Der Anschlag gefiel dem Hund, und wie er ausgedacht war, so ward er auch ausgeführt. Der Vater schrie, als er den Wolf mit seinem Kinde durchs Feld laufen sah; als es aber der alte Sultan zurückbrachte, da war er froh, streichelte ihn und sagte: "Dir soll kein Härchen gekrümmt werden, du sollst das Gnadenbrot essen, solange du lebst." Zu seiner Frau aber sprach er: "Geh gleich heim und koche dem alten Sultan einen Weckbrei, den braucht er nicht zu beißen, und bring das Kopfkissen aus meinem Bette, das schenk ich ihm zu seinem Lager." Von nun an hatte es der alte Sultan so gut, als er sich's nur wünschen konnte. Bald hernach besuchte ihn der Wolf und freute sich, dass alles so wohl gelungen war. "Aber, Gevatter", sagte er, "du wirst doch ein Auge zudrücken, wenn ich bei Gelegenheit deinem Herrn ein fettes Schaf weghole. Es wird einem heutzutage schwer, sich durchzuschlagen." "Darauf rechne nicht", antwortete der Hund, "meinem Herrn bleibe ich treu, das darf ich nicht zugeben!" Der Wolf meinte, das wäre nicht im Ernste gesprochen, kam in der Nacht herangeschlichen und wollte sich das Schaf holen. Aber der Bauer, dem der treue Sultan das Vorhaben des Wolfes verraten hatte, passte ihm auf und kämmte ihm mit dem Dreschflegel garstig die Haare. Der Wolf musste ausreißen, schrie aber dem Hund zu: "Wart, du schlechter Geselle, dafür sollst du büßen!"

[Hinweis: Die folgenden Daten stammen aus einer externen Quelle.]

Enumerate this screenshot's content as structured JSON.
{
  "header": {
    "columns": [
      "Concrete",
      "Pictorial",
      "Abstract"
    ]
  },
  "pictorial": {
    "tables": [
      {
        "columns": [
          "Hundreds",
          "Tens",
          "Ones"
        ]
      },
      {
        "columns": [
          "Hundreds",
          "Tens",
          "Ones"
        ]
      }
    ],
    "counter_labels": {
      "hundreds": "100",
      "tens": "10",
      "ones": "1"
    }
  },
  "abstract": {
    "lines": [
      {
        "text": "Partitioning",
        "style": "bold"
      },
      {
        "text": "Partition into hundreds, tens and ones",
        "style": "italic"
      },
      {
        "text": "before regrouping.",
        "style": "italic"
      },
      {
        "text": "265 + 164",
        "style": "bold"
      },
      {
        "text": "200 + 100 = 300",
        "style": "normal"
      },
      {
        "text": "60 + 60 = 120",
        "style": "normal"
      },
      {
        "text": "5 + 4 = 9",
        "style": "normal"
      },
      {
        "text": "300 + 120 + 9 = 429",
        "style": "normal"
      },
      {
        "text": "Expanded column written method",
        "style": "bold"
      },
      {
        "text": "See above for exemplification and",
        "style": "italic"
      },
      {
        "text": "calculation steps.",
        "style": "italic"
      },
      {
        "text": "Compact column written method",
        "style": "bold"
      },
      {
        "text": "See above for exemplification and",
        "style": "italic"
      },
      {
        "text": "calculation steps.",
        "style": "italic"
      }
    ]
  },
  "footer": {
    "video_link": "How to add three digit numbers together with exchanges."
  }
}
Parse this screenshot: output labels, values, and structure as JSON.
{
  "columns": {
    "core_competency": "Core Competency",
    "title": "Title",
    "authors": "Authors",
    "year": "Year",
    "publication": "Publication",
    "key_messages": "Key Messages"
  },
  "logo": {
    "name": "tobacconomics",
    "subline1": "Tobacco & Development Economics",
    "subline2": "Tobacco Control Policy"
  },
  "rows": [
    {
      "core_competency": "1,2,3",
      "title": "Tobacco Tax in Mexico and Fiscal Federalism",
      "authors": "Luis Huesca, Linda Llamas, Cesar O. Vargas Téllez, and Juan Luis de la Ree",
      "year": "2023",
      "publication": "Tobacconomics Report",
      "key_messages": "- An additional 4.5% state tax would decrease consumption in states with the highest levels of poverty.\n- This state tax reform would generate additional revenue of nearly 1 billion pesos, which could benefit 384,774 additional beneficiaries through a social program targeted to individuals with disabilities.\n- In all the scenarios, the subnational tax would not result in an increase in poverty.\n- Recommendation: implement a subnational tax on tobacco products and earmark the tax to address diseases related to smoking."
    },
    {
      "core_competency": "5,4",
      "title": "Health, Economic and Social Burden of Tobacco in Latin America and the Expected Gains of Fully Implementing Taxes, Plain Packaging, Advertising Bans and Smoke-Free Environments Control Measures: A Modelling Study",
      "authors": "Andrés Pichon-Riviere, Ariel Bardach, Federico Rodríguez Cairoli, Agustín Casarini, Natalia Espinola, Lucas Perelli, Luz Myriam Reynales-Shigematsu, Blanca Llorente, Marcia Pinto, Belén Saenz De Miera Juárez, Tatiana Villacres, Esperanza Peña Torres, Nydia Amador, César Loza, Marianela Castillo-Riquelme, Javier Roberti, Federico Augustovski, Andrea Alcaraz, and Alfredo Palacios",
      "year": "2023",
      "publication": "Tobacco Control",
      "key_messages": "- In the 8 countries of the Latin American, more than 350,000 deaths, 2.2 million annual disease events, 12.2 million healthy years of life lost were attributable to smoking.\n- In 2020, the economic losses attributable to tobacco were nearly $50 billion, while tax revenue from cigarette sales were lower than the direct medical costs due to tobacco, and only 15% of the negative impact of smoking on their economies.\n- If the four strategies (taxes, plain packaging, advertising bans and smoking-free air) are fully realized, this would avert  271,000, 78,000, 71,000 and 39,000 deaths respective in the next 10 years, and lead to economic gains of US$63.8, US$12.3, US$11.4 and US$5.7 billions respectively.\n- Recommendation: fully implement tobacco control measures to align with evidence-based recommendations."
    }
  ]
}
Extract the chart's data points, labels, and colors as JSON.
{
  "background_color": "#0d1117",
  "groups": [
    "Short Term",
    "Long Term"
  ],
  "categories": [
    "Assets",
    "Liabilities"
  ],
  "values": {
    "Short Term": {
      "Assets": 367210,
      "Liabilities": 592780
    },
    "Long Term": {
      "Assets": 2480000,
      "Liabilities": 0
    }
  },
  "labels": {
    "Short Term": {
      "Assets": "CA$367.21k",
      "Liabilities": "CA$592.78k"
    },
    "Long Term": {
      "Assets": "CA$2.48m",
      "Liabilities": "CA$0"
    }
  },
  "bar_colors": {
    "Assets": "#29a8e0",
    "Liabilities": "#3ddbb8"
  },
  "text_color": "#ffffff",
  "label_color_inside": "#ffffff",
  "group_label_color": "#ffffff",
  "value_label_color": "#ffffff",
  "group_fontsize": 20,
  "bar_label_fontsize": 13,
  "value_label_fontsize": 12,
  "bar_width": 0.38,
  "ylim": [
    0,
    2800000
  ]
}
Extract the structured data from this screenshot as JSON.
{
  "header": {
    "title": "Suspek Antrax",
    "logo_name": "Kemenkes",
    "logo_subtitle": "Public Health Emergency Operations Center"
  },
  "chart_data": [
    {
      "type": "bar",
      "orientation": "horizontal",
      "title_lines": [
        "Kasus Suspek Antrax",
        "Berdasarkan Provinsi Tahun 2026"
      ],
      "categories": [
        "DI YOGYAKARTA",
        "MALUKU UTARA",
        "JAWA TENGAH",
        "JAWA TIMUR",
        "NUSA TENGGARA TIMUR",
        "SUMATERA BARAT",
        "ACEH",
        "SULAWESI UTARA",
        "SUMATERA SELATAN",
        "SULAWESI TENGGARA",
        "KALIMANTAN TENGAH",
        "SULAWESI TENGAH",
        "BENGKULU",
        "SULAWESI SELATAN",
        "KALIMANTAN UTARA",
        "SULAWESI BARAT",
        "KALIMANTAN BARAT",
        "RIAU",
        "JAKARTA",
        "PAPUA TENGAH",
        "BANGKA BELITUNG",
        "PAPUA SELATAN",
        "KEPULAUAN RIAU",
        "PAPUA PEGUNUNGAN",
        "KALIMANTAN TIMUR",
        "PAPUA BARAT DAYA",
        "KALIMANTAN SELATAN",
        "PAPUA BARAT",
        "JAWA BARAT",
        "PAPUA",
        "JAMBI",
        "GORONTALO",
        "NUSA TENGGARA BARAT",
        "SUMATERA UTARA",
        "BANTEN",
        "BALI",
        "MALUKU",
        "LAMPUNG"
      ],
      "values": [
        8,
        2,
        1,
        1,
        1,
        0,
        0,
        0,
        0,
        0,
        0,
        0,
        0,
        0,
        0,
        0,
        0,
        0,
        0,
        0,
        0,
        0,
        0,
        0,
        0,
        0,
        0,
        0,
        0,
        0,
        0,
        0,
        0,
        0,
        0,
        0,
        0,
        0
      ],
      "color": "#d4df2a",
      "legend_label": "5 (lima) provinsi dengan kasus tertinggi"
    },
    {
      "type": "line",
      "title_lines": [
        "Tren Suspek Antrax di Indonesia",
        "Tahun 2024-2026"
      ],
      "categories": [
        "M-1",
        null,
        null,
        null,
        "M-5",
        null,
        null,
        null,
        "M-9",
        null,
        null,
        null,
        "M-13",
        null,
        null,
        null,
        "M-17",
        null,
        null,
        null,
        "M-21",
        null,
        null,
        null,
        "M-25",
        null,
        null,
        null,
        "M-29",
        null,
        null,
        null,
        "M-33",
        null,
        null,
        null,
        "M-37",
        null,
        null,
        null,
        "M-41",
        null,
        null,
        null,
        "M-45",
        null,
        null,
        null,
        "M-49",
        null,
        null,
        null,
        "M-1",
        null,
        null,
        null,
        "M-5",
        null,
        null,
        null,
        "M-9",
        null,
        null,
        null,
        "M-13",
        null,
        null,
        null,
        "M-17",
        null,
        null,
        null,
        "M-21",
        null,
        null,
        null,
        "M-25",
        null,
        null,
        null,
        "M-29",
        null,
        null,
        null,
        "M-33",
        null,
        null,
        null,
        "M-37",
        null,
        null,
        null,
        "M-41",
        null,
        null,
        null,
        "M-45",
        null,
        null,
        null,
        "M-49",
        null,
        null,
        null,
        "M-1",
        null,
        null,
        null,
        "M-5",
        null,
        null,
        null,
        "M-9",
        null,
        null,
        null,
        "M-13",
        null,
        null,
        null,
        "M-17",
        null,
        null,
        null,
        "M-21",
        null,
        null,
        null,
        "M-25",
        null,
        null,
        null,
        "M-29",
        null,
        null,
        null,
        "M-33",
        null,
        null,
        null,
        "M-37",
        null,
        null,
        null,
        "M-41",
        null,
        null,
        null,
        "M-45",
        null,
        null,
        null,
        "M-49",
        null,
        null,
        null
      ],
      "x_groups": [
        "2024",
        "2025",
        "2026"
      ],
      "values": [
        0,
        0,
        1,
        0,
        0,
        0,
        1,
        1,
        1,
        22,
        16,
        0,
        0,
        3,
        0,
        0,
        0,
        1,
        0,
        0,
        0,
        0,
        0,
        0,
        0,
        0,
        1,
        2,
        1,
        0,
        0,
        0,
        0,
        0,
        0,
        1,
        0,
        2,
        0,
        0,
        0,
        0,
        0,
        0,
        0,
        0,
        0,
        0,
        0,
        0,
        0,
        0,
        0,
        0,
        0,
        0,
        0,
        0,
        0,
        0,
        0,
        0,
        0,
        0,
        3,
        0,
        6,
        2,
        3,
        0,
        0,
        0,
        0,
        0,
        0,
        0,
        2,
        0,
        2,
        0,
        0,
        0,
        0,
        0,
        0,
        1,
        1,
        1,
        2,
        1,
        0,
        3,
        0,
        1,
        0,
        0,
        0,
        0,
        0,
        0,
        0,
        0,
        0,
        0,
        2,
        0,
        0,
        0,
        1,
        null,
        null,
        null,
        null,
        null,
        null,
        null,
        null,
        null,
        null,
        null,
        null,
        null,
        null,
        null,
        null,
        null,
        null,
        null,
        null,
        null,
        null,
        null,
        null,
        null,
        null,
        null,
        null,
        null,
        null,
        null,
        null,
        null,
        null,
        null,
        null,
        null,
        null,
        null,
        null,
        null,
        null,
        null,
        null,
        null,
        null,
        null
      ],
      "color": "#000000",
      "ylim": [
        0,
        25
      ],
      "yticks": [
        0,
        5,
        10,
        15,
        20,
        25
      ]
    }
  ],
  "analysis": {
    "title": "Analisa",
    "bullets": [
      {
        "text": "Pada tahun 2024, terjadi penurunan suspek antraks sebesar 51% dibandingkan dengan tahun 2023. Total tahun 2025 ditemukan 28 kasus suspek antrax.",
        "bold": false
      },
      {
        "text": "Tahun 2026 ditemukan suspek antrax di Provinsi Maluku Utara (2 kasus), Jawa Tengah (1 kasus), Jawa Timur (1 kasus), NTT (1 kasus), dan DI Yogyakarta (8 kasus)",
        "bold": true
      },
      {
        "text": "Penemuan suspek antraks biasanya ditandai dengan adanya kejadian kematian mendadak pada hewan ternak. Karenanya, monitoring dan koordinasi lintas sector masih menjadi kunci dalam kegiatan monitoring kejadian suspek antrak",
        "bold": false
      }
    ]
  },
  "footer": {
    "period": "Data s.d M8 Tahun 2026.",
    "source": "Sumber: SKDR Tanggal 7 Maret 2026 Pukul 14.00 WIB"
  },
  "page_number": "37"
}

Am andern Morgen schickte der Wolf das Schwein und ließ den Hund hinaus in den Wald fordern, da wollten sie ihre Sache ausmachen. Der alte Sultan konnte keinen Beistand finden als eine Katze, die nur drei Beine hatte, und als sie zusammen hinausgingen, humpelte die arme Katze daher und streckte zugleich vor Schmerz den Schwanz in die Höhe. Der Wolf und sein Beistand waren schon an Ort und Stelle, als sie aber ihren Gegner daherkommen sahen, meinten sie, er führte einen Säbel mit sich, weil sie den aufgerichteten Schwanz der Katze dafür ansahen. Und wenn das arme Tier so auf drei Beinen hüpfte, dachten sie nichts anders, als es höbe jedes Mal einen Stein auf, wollte damit auf sie werfen. Da ward ihnen beiden angst: Das wilde Schwein verkroch sich ins Laub, und der Wolf sprang auf einen Baum. Der Hund und die Katze, als sie herankamen, wunderten sich, dass sich niemand sehen ließ. Das wilde Schwein aber hatte sich im Laub nicht ganz verstecken können, sondern die Ohren ragten noch heraus. Während die Katze sich bedächtig umschaute, zwinste das Schwein mit den Ohren; die Katze, welche meinte, es regte sich da eine Maus, sprang darauf zu und biss herzhaft hinein. Da erhob sich das Schwein mit großem Geschrei, lief fort und rief: "Dort auf dem Baum, da sitzt der Schuldige." Der Hund und die Katze schauten hinauf und erblickten den Wolf, der schämte sich, dass er sich so furchtsam gezeigt hatte, und nahm von dem Hund den Frieden an.